Ingredients
- 4 cups rolled oats
- 3 cups raw nuts and seeds (I like a ratio of 2 cups nuts to 1 cup seeds)
- 1/2 cup maple syrup
- 6–7 tablespoons oil* or melted unsalted butter**
- 2 teaspoons cinnamon
- 1/2 teaspoon nutmeg
- 1/2 teaspoon ginger
- 1/2 teaspoon salt
Optional Additions:
- 1 cup shredded coconut (unsweetened (optional))
- 1 cup dried fruit (unsweetened)
- 1 tablespoon flax seed meal
- 1 teaspoon vanilla extract
Instructions
- Preheat oven to 250 degrees F.
- In a large bowl combine oats, nuts, seeds, and coconut (optional), and flax seed meal (optional)
- In a separate bowl combine oil/butter, spices, salt, and maple syrup.
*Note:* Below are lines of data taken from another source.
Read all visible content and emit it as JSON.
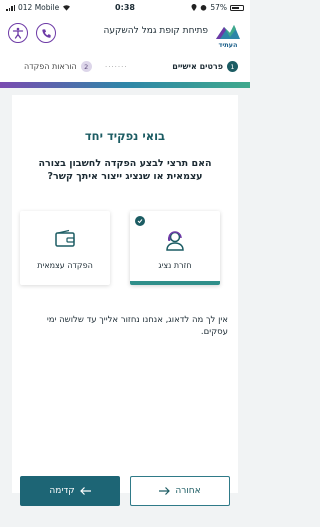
{
  "status_bar": {
    "carrier": "012 Mobile",
    "time": "0:38",
    "battery": "57%"
  },
  "header": {
    "title": "פתיחת קופת גמל להשקעה",
    "logo_text": "העתיד",
    "icons": [
      "accessibility-icon",
      "phone-icon"
    ]
  },
  "steps": [
    {
      "number": "1",
      "label": "פרטים אישיים",
      "active": true
    },
    {
      "number": "2",
      "label": "הוראות הפקדה",
      "active": false
    }
  ],
  "main": {
    "title": "בואי נפקיד יחד",
    "question": "האם תרצי לבצע הפקדה לחשבון בצורה עצמאית או שנציג ייצור איתך קשר?",
    "options": [
      {
        "label": "חזרת נציג",
        "icon": "headset-agent-icon",
        "selected": true
      },
      {
        "label": "הפקדה עצמאית",
        "icon": "wallet-icon",
        "selected": false
      }
    ],
    "info": "אין לך מה לדאוג, אנחנו נחזור אלייך עד שלושה ימי עסקים."
  },
  "buttons": {
    "back": "אחורה",
    "next": "קדימה"
  },
  "colors": {
    "primary": "#1c5c63",
    "accent_purple": "#6d3aa6",
    "next_button": "#1d6575"
  }
}
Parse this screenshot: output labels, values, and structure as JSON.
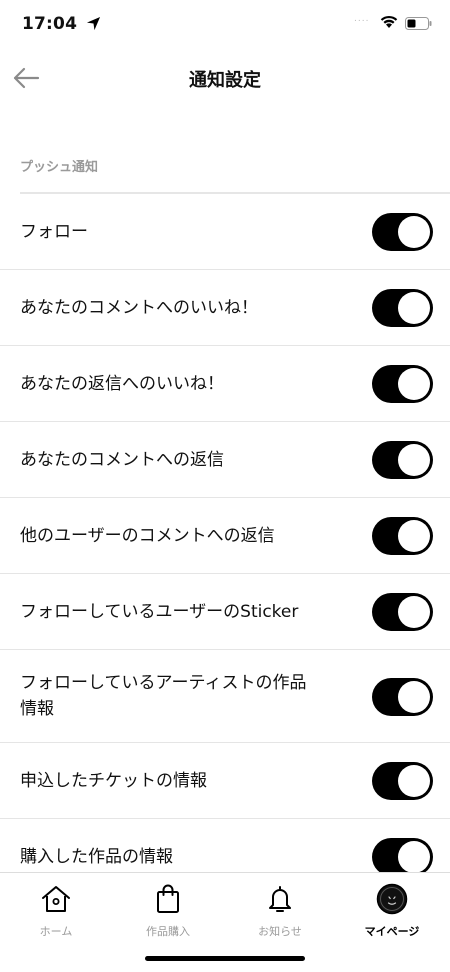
{
  "status_bar": {
    "time": "17:04",
    "signal_dots": "....",
    "icons": [
      "location-arrow-icon",
      "wifi-icon",
      "battery-icon"
    ]
  },
  "header": {
    "title": "通知設定",
    "back_icon": "back-arrow-icon"
  },
  "section": {
    "title": "プッシュ通知"
  },
  "settings": [
    {
      "label": "フォロー",
      "enabled": true
    },
    {
      "label": "あなたのコメントへのいいね！",
      "enabled": true
    },
    {
      "label": "あなたの返信へのいいね！",
      "enabled": true
    },
    {
      "label": "あなたのコメントへの返信",
      "enabled": true
    },
    {
      "label": "他のユーザーのコメントへの返信",
      "enabled": true
    },
    {
      "label": "フォローしているユーザーのSticker",
      "enabled": true
    },
    {
      "label": "フォローしているアーティストの作品\n情報",
      "enabled": true
    },
    {
      "label": "申込したチケットの情報",
      "enabled": true
    },
    {
      "label": "購入した作品の情報",
      "enabled": true
    }
  ],
  "tab_bar": {
    "tabs": [
      {
        "label": "ホーム",
        "icon": "home-icon",
        "active": false
      },
      {
        "label": "作品購入",
        "icon": "shopping-bag-icon",
        "active": false
      },
      {
        "label": "お知らせ",
        "icon": "bell-icon",
        "active": false
      },
      {
        "label": "マイページ",
        "icon": "profile-avatar-icon",
        "active": true
      }
    ]
  },
  "colors": {
    "toggle_on": "#000000",
    "section_header": "#9a9a9a",
    "divider": "#e5e5e5"
  }
}
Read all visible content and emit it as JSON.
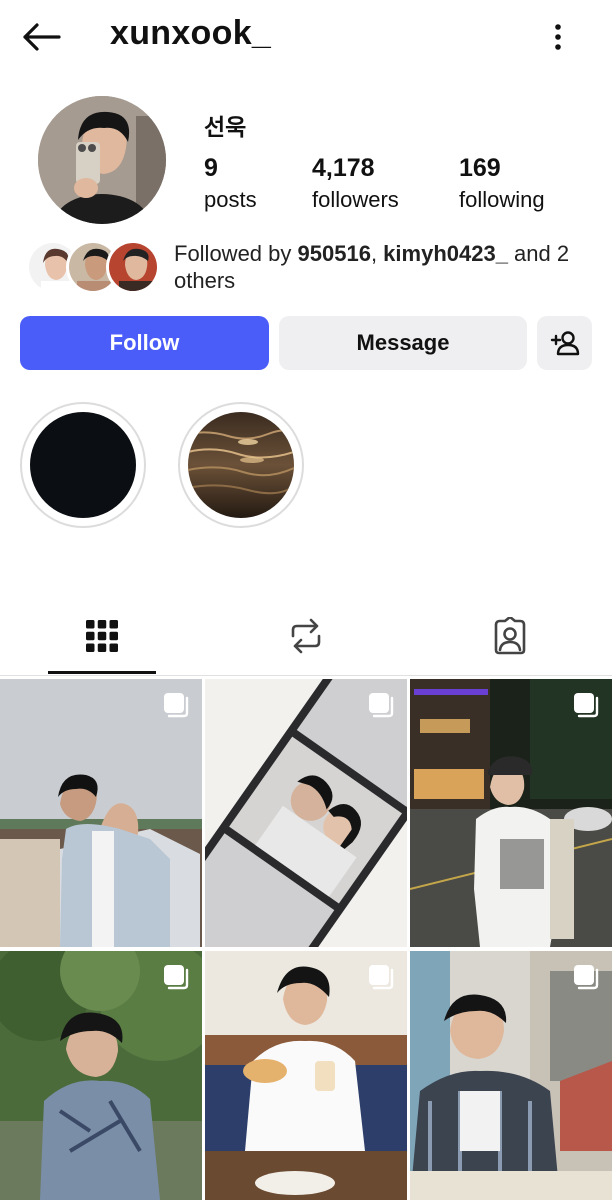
{
  "header": {
    "username": "xunxook_",
    "back_icon": "arrow-left-icon",
    "more_icon": "more-vertical-icon"
  },
  "profile": {
    "display_name": "선욱",
    "stats": [
      {
        "value": "9",
        "label": "posts"
      },
      {
        "value": "4,178",
        "label": "followers"
      },
      {
        "value": "169",
        "label": "following"
      }
    ],
    "followed_by": {
      "prefix": "Followed by ",
      "user1": "950516",
      "separator": ", ",
      "user2": "kimyh0423_",
      "suffix": " and 2 others"
    }
  },
  "actions": {
    "follow_label": "Follow",
    "message_label": "Message",
    "add_user_icon": "person-add-icon",
    "follow_color": "#4a5df9"
  },
  "highlights": [
    {
      "icon": "dark-circle"
    },
    {
      "icon": "water-sunset"
    }
  ],
  "tabs": [
    {
      "name": "posts",
      "icon": "grid-icon",
      "active": true
    },
    {
      "name": "reposts",
      "icon": "repost-icon",
      "active": false
    },
    {
      "name": "tagged",
      "icon": "tagged-icon",
      "active": false
    }
  ],
  "posts": [
    {
      "subject": "denim-jacket-overlook"
    },
    {
      "subject": "photo-booth-strip"
    },
    {
      "subject": "night-street-cap"
    },
    {
      "subject": "plaid-shirt-trees"
    },
    {
      "subject": "cafe-sandwich"
    },
    {
      "subject": "cafe-plaid-shirt"
    }
  ]
}
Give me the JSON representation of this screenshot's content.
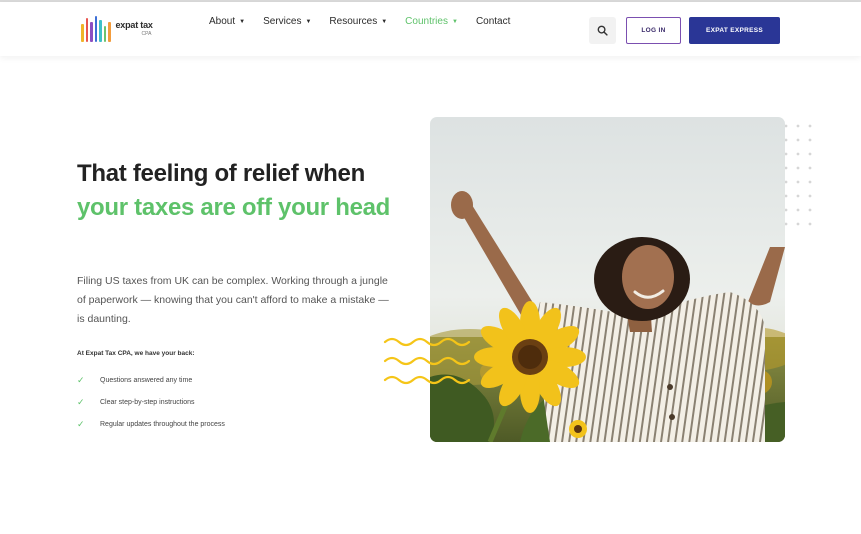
{
  "header": {
    "logo": {
      "wordmark": "expat tax",
      "sub": "CPA",
      "bar_colors": [
        "#f0b429",
        "#e8544e",
        "#8c4fc2",
        "#3d6fd6",
        "#3ec1c9",
        "#6cc36e",
        "#f39c3c"
      ],
      "icon": "logo-bars-icon"
    },
    "nav": [
      {
        "label": "About",
        "dropdown": true,
        "active": false
      },
      {
        "label": "Services",
        "dropdown": true,
        "active": false
      },
      {
        "label": "Resources",
        "dropdown": true,
        "active": false
      },
      {
        "label": "Countries",
        "dropdown": true,
        "active": true
      },
      {
        "label": "Contact",
        "dropdown": false,
        "active": false
      }
    ],
    "search_icon": "search-icon",
    "login_label": "LOG IN",
    "express_label": "EXPAT EXPRESS"
  },
  "hero": {
    "title_part1": "That feeling of relief when ",
    "title_highlight": "your taxes are off your head",
    "description": "Filing US taxes from UK can be complex. Working through a jungle of paperwork — knowing that you can't afford to make a mistake — is daunting.",
    "backed_text": "At Expat Tax CPA, we have your back:",
    "checklist": [
      "Questions answered any time",
      "Clear step-by-step instructions",
      "Regular updates throughout the process"
    ],
    "image_subject": "woman-with-raised-arms-in-sunflower-field"
  },
  "colors": {
    "accent_green": "#5ec26a",
    "brand_navy": "#2a3696",
    "login_border": "#7b4fb0",
    "wave_yellow": "#f5c518"
  }
}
- Pour seasoned oil/butter mixture over the oat mixture and stir to coat.
- Spread granola on parchment lined, rimmed baking sheets (I use 18x3X1 baking sheets)
- Cook for about 1 hour and 15 minutes, stirring every 20 minutes.
- Remove from oven and let cool.
- Break into small pieces and stir in dried fruit (optional).
- Store in airtight containers like zippered bags or mason jars. Will keep for about 2-3 weeks.
Notes
We recommend using organic when possible.
If you prefer, you can use honey instead of maple syrup.
Olive oil, coconut oil, or avocado oil work great. If using salted butter, reduce added salt to 1/4 teaspoon.
Raw nuts and seeds work best. If you’re adding previously roasted nuts or seeds, consider adding them after the granola is already cooked.
If using almonds in your granola, try adding a 1/4 teaspoon of organic almond extract for some extra almond flavor.